Some years ago, in the line of duty, I had reason to read several popular works of light fiction line by line against their translated French-language editions, and it was an eye-opener. You would think a bestselling title might deserve a decent translator, who is probably not much more expensive than a semi-competent one, but no. It was usually as much as the poor sap could do to puzzle out the literal meaning more or less intact, without any attempt to convey the humour or tone of the original. Many a time you could picture hands thrown up in despair at something the poor translator couldn’t make head or tail of — mais c’est vrai ce qu’on dit, les Anglais sont fous ! — and see the whole mess being swept under the carpet. Just make something up, no-one will notice and we’ve all got bills to pay (which is true enough).

One book, much in the Bridget Jones genre of the carefree 1990s, was set among idle rich types who host American-style “pool parties” in the summer, the kind of people who think it amusing to refer to champagne as shampoo, or “poo” for short. The translator, perhaps picturing the country house parties of a century ago, took this to refer to endless games of billiards — more Brideshead than Beverly Hills.

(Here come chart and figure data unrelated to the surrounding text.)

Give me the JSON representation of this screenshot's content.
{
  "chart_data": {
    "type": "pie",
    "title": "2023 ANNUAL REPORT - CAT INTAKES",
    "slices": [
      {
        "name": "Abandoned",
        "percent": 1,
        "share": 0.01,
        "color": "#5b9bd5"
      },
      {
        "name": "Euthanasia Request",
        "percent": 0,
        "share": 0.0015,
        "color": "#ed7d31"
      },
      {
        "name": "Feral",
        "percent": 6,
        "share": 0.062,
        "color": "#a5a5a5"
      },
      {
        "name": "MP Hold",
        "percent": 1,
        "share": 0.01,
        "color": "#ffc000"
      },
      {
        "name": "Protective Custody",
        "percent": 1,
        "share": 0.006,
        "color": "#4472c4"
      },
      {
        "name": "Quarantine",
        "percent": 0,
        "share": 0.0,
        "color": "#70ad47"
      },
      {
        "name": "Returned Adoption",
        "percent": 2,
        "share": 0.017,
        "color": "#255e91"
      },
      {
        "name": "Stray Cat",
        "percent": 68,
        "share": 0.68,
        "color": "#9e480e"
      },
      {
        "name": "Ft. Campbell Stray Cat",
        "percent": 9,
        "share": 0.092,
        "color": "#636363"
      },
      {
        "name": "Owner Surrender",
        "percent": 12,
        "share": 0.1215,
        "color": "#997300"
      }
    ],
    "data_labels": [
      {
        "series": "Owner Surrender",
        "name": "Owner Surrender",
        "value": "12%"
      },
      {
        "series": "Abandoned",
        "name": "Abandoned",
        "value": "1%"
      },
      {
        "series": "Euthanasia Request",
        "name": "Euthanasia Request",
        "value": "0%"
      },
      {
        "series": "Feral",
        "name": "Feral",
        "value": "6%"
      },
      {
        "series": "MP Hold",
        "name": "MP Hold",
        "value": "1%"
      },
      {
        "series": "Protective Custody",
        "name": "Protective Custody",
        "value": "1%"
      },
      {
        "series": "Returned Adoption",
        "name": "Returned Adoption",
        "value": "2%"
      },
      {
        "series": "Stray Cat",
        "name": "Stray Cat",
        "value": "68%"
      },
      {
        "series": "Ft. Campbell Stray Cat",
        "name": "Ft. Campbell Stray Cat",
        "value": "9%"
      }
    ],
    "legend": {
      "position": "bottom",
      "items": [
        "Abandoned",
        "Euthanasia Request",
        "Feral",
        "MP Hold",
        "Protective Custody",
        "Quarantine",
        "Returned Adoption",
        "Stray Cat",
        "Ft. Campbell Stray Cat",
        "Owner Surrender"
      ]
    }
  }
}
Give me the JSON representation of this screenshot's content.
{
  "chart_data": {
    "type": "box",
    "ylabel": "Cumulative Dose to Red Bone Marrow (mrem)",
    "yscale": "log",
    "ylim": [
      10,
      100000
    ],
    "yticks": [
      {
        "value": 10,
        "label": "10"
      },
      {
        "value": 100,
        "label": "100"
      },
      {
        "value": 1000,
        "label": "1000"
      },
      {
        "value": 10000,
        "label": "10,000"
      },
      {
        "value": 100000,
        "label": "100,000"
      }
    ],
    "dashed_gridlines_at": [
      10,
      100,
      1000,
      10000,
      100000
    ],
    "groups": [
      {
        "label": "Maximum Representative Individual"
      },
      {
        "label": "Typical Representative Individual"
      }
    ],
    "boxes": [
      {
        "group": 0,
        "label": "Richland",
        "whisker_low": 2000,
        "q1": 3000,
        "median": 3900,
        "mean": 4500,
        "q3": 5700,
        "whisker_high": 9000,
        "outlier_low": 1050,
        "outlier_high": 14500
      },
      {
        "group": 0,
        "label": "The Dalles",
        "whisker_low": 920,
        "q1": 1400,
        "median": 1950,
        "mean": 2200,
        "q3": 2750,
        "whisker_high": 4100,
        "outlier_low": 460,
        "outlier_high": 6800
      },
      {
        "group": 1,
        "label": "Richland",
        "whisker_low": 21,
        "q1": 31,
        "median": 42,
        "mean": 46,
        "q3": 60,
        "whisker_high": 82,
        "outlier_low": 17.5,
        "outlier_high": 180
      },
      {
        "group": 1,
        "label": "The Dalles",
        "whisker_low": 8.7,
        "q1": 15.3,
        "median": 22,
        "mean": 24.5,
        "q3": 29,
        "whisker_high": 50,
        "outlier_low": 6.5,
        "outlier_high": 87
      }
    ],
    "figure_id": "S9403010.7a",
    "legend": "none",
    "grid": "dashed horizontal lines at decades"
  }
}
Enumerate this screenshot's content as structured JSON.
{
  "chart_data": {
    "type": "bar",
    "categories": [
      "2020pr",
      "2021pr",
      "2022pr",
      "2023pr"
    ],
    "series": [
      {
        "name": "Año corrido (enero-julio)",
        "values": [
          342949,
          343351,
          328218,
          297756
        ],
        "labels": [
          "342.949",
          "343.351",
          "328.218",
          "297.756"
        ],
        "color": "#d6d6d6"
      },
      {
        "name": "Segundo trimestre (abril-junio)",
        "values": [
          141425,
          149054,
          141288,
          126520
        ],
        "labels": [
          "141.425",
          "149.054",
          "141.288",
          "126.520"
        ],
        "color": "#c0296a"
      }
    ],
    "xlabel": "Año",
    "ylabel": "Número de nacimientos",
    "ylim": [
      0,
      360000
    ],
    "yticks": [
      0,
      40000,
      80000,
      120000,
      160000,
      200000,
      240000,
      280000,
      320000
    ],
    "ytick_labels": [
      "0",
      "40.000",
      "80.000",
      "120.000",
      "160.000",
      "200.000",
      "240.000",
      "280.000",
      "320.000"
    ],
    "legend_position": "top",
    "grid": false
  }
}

How horrified those trendy socialites would be by the confusion with the low-down white-trash game of American pool!

“More ’poo, anyone?” brays one of the toffs. The translator is stumped at first. She knows English food is de la merde, obviously, but surely this person cannot be literally offering his guests helpings of excrement. Then suddenly light dawns: it’s a misprint! Ah, ces Anglais — the irresistible urge to knock coloured balls around a green baize table-top is still not sated. “Anyone for another game of pool?”

Thursday 15 October 2009

Mama loshn

And talking of radio, David Schneider presents “My Yiddisher Mother Tongue”, an interesting programme on Radio 4 about his experience of the Yiddish language. It’s actually not his mother tongue but he did study it for a doctorate at Oxford in the 1980s under Dovid Katz, in the then Oxford Programme in Yiddish, now relocated to the University of Vilnius (or should I say Vilna). The programme is available to listen “again” for another few days, and I recommend it if only for a wholly unexpected revelation about General Colin Powell.

Tuesday 13 October 2009

“Global perspectives for an American audience”

Here at the Campbell Word Factory we pride ourselves on our rapid response service. Almost within the hour, we can get a highly-skilled word-wrangler onto your talk radio programme, spouting away like nobody’s business about the subject of your choosing — obsolete placenames a speciality, of course. And thus it was that today, precisely ninety minutes after getting a call on my mobile (in the library!) from the thoroughly charming people at Public Radio International/BBC America, I found myself talking down the line to Marco Werman, presenter of PRI’s The World in Boston. Producer David Leveille (right) had spotted that the theme of my little anecdotes and musings was right up the street of his daily Geo Quiz, and a fuller version of that 15-minute interview will soon be appearing in Patrick Cox’s excellent podcast The World in Words.

I’ve often commented on the quality of such Public Radio programmes in America, which sometimes make dear old Radio 4 look a bit feeble, and now that — thanks to the internet — tuning in to them is no harder than switching on the Archers, I warmly recommend taking a look at these links.

Thursday 8 October 2009

The curse of the 140-character limit

If it’s true that the appalling Berlusconi has immunity from prose, then the political role of the poet has surely never been more important.

Happy National Poetry Day.

Friday 2 October 2009

Fail! (as the young people say)

I’m intrigued to see that the No. 1 Ladies’ Detective Agency, meaning a detective agency aimed at lady customers, seems to have become an agency of women detectives in the Brazilian edition. I wonder what Mma Ramotswe, sole proprietor and operative, indeed the “first and only lady detective in the whole of Botswana”, would make of that?